TERMS OF CZECH OFFER / Nine Points Conceding Most Sudeten Demands / EXTENSIVE SELF-GOVERNMENT / Proposals Would be Put in Force as Soon as Possible / Manchester Guardian, 9 September 1938, p. 9

At last, after all the endless reports of meetings to seemingly no end: actual details! As the above — from the Manchester Guardian (p. 9) — shows, the Czech autonomy proposals (first reported yesterday) were pretty generous. The Sudetens (and presumably other minorities) would get self-government, language equality, their own civil servants and police. I’m not sure what the ‘Protection for citizens against denationalization’ means — more likely something about the right to a passport than maintaining state ownership of industry!

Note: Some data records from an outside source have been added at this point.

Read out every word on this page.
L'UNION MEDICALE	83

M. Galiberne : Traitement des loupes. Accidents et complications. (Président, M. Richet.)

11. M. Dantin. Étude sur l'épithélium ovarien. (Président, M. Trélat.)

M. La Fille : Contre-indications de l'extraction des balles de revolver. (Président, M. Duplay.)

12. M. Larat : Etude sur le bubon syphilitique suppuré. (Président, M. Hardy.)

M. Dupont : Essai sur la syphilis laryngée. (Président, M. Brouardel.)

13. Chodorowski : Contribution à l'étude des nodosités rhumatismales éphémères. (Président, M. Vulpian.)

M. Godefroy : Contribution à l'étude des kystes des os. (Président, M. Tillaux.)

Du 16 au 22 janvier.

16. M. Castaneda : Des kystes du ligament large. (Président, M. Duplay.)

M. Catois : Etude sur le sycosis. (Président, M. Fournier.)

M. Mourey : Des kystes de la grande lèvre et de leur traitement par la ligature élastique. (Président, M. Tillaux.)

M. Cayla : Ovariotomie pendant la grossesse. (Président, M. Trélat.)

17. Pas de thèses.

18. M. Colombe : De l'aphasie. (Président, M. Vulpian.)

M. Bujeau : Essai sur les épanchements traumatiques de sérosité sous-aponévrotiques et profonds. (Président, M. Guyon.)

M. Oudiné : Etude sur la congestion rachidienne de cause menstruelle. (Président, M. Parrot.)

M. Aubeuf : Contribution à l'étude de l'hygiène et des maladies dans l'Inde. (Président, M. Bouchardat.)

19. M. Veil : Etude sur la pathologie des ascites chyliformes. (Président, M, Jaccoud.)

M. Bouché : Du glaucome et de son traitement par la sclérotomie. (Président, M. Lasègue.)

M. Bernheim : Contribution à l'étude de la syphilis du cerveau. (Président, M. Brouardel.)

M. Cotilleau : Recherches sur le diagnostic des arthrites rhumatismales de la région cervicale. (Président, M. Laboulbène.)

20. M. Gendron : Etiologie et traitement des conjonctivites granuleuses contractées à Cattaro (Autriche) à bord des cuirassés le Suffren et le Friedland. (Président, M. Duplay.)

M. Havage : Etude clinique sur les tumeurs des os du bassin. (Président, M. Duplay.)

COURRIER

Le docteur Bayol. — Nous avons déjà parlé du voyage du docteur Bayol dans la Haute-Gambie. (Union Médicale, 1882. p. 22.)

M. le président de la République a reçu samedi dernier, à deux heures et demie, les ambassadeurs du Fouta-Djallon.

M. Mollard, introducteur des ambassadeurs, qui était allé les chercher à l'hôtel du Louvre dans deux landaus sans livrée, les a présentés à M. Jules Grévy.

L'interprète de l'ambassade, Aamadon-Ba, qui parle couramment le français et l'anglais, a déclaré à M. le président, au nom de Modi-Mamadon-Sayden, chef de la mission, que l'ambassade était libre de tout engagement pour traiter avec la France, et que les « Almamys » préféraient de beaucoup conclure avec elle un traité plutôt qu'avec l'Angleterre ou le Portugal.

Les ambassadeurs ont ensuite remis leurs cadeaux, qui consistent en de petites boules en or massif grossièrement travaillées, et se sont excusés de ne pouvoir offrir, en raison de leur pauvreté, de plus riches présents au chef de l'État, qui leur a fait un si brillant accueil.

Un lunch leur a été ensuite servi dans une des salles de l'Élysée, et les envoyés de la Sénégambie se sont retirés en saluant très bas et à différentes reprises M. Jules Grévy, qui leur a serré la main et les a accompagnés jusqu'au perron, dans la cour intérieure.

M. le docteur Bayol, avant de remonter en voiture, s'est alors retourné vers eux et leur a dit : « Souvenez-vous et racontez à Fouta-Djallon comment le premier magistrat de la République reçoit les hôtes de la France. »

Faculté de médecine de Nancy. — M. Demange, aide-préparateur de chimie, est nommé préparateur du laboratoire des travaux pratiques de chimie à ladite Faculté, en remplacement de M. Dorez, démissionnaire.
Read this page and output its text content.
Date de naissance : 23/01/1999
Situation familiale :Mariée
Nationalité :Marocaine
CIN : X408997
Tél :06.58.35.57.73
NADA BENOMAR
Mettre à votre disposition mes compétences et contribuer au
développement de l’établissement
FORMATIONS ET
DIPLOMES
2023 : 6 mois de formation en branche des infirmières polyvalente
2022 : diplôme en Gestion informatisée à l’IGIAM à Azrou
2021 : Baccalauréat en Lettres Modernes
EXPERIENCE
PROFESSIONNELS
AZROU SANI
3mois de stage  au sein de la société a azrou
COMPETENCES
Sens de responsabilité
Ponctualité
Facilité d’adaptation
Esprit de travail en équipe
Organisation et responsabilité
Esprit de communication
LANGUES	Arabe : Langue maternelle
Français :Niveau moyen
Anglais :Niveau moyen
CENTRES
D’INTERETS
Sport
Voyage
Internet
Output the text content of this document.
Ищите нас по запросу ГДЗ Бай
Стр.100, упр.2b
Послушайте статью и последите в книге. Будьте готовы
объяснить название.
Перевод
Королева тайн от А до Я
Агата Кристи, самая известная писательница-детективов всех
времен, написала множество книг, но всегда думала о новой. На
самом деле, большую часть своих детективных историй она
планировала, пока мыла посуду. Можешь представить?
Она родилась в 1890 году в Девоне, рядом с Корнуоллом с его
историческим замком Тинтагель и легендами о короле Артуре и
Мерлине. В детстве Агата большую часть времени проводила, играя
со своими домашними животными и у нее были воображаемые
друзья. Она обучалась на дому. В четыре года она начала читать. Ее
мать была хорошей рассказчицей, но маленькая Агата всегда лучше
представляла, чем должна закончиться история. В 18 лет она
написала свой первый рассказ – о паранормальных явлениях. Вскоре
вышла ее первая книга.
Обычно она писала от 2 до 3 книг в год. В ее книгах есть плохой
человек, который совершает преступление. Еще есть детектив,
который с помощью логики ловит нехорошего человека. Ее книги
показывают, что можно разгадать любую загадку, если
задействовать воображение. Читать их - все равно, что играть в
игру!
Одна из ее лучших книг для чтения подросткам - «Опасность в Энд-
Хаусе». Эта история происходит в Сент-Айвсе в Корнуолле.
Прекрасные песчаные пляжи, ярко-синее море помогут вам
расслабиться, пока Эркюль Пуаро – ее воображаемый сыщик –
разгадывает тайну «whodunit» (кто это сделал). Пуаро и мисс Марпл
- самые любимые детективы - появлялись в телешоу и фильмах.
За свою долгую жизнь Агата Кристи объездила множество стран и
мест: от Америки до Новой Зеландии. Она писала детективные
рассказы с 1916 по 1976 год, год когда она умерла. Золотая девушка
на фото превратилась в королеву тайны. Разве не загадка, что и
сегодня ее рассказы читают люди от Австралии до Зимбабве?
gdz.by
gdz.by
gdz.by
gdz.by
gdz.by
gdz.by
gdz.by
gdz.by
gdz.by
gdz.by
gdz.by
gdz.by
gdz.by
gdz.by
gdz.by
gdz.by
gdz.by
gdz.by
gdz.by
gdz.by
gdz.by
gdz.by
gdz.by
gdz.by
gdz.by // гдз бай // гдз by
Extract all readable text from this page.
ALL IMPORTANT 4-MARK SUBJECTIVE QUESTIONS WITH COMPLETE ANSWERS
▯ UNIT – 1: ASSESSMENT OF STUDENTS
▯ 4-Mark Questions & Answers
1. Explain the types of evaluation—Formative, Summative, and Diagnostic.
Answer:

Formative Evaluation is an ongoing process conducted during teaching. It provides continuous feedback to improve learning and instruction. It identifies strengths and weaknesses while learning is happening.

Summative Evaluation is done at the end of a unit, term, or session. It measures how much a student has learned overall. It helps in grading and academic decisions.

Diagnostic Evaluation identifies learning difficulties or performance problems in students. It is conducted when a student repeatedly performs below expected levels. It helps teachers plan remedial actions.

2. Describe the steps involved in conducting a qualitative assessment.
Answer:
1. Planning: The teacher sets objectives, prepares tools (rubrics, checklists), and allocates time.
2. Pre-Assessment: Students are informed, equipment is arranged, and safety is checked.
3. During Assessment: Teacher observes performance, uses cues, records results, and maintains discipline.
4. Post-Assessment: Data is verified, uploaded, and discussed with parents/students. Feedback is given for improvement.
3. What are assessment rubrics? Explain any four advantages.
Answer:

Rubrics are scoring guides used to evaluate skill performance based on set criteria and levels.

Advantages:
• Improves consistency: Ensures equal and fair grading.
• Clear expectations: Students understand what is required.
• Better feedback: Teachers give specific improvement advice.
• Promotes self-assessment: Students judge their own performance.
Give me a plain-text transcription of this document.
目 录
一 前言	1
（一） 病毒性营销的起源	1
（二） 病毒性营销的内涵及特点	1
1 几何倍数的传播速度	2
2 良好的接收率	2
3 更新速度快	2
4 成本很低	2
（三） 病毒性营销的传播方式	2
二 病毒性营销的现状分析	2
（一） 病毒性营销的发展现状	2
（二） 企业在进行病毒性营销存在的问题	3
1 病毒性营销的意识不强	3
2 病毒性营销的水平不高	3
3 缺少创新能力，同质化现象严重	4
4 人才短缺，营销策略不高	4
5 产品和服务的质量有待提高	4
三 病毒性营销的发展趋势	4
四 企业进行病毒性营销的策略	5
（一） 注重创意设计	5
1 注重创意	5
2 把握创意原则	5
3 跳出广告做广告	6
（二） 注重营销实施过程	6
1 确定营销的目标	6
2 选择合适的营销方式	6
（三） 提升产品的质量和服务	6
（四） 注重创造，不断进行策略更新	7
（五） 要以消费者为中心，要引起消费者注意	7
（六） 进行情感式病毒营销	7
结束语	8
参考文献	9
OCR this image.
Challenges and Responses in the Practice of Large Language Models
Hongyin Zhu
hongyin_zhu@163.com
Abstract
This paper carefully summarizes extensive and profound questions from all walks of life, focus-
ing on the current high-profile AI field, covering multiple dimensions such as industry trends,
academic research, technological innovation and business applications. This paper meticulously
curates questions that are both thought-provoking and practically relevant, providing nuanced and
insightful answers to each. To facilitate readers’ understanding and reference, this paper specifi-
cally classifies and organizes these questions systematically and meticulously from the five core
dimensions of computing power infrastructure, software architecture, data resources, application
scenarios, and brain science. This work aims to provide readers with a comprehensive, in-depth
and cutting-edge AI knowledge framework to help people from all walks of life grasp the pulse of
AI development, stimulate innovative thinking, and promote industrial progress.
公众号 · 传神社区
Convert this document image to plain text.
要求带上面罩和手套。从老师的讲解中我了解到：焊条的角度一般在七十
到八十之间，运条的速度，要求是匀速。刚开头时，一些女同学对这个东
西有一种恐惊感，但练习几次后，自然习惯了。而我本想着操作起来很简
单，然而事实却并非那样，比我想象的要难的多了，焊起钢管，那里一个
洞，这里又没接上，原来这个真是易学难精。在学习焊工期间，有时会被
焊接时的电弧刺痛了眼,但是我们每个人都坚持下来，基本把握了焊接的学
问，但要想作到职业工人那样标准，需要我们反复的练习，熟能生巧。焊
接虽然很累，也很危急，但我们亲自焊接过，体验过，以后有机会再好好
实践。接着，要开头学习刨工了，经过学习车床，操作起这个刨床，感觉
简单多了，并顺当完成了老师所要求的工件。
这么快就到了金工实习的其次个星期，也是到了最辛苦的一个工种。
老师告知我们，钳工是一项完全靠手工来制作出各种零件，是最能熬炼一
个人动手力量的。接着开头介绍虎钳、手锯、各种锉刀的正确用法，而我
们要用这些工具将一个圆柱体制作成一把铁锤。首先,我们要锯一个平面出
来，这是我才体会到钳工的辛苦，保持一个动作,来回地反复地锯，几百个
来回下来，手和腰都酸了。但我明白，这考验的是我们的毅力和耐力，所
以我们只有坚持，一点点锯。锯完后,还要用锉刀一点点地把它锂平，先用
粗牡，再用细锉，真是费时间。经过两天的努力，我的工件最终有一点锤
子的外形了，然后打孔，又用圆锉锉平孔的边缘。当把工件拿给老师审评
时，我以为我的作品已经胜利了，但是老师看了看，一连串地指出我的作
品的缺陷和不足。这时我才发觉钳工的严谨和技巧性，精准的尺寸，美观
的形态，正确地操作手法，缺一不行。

The proposals also include ‘Guarantees for the integrity of the frontier and the unity of the State’, which seems reasonable enough. But a (later to become infamous) leading article in The Times suggests an alternative (p. 13):

In that case it might be worth while for the Czechoslovak Government to consider whether they should exclude altogether the project, which has found favour in some quarters, of making Czechoslovakia a more homogeneous State by the secession of that fringe of alien populations who are contiguous to the nation with which they are united by race. In any case the wishes of the population concerned would seem to be a decisively important element in any solution that can hope to be regarded as permanent, and the advantages to Czechoslovakia of becoming a homogeneous State might conceivably outweigh the obvious disadvantages of losing the Sudeten German districts of the borderland.

There it is: the first time (at least in my sources) that the idea of the annexation of the Sudetenland by Germany — the solution eventually adopted at Munich — was raised in the British press. The Times was often thought, somewhat unfairly, to be especially close to the British government, so a suggestion like this will make people sit up and take notice.